Back when the Highland Cinema was the El Moro Cinema, we screened so many Roddy Piper movies that it wasn't funny. No, wait, it was funny. Roddy Piper is the man, dammit. Back in Action was a favorite at the El Moro, and a double feature with this, after all.

So of course it was a surprise how Hell Comes to Frogtown could have slipped through the cracks. Look! There's frogs, Sandahl Bergman, Rory Calhoun, a post-apocalyptic future, that guy from Maniac Cop. All super-awesome, and we could only imagine what wonderous possibilites would occur when combined. Especially with Rowdy Roddy there to kick ass and chew bubble gum. But where are the frog beast vs man beast fistfights? And where are the one-liners? And why is everything so boring?

Seeing this only made my life better inasmuch as I can say how horrible it was.

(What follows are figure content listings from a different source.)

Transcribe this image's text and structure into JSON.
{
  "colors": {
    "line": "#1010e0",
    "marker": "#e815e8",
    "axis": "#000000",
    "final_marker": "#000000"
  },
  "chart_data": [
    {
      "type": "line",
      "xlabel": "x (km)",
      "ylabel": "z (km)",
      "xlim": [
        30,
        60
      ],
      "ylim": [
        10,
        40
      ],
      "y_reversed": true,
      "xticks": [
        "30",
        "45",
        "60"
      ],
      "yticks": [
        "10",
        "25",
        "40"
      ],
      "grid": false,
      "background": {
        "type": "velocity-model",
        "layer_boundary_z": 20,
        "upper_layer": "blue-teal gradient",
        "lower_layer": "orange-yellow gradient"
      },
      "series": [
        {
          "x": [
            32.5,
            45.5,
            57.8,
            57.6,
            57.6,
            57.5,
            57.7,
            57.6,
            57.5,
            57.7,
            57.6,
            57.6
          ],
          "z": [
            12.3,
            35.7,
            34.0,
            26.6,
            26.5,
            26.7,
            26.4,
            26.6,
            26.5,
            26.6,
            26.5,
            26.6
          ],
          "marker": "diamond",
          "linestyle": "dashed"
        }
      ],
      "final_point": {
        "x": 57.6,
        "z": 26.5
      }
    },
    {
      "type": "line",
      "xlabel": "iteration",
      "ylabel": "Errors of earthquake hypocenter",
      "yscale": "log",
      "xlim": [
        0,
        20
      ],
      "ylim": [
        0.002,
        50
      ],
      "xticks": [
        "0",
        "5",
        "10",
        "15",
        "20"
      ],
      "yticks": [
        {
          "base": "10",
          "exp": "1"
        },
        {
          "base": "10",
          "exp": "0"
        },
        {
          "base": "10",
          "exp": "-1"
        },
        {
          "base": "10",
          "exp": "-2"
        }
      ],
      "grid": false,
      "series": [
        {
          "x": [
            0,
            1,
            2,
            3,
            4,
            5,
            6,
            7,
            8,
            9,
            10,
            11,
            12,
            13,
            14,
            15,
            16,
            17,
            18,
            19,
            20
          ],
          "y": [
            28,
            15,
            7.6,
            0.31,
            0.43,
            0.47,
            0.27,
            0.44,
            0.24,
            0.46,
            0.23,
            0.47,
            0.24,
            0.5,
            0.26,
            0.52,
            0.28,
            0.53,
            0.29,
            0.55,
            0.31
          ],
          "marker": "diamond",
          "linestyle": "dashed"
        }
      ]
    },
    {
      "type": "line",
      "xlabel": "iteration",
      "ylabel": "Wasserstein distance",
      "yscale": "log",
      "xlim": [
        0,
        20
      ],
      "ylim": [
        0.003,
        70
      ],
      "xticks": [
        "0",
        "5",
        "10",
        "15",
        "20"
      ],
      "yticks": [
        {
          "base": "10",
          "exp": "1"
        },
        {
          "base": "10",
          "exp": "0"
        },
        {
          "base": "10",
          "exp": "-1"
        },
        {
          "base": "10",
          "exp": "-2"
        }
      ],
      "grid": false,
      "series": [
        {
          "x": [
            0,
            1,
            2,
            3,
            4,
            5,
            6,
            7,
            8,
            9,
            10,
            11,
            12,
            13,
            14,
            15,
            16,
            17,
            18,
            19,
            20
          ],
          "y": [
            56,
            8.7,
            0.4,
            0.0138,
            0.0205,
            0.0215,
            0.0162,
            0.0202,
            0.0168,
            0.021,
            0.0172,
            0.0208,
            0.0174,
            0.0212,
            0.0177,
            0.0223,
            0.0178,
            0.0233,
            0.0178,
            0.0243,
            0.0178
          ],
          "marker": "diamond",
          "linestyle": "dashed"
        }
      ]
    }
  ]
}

I wish that I knew what I know now when I was younger -- I could have spent that ninety minutes on YouTube.

We were drunk while this played. It was 6-6-06, what do you expect? The movie still wasn't good.

Bloodsucking Freaks

Every scene should be disturbing, but they all turn out boring. Does that mean I'm going to hell? Necro seems to like this movie a lot, so much he'll "enslave you / similar to Sardu." Okay, the fact I know that means I'm going to hell.



That dwarf was in this and also this. And kind of looks like this.

Street Trash


Not enough people talk about this one. "Why?!?" I ask you, "Whhhyyyyy?!?" C'mon, homeless dudes melt into fluorescent ooze. A fat guy explodes. A cop beats a mafioso thug unconscious, leaves him in a urinal, and then pukes on his head. That Bill Chepil never did any other movies is evidence there is no God.

Did I mention that homeless guys melt? Did I mention Frankenhooker's James Lorinz is hilarious? Or that there's a cringe-inducing game of manhood keepaway? Or that there's absolutely no plot to get in the way of the story?

Street trash bad, but Street Trash great.

05 June 2006

Fangoria Weekend of Horrors

Always on the lookout for new titles to screen at the Cinema, I spent the past two days at Fangoria's Weekend of Horrors in ungodly hot and strikingly unsightly Burbank, California. The verdict? That Masters of Horror show ain't bad. Pan's Labyrinth looks cool, "fucking" cool as Guillermo del Toro would say. Abominable comes out in September. And Sin Jin Smyth has Roddy Piper. We missed the Night of the Living Dead 3D trailer, but I think I saw that guy from A Christmas Story and that Christopher Titus show.

Plenty of updates were planned for Highland Cinema the Blog, but our formerly good friend SupaFreak decided to password protect his network thus disabling our internet. We shall return shortly, please be patient.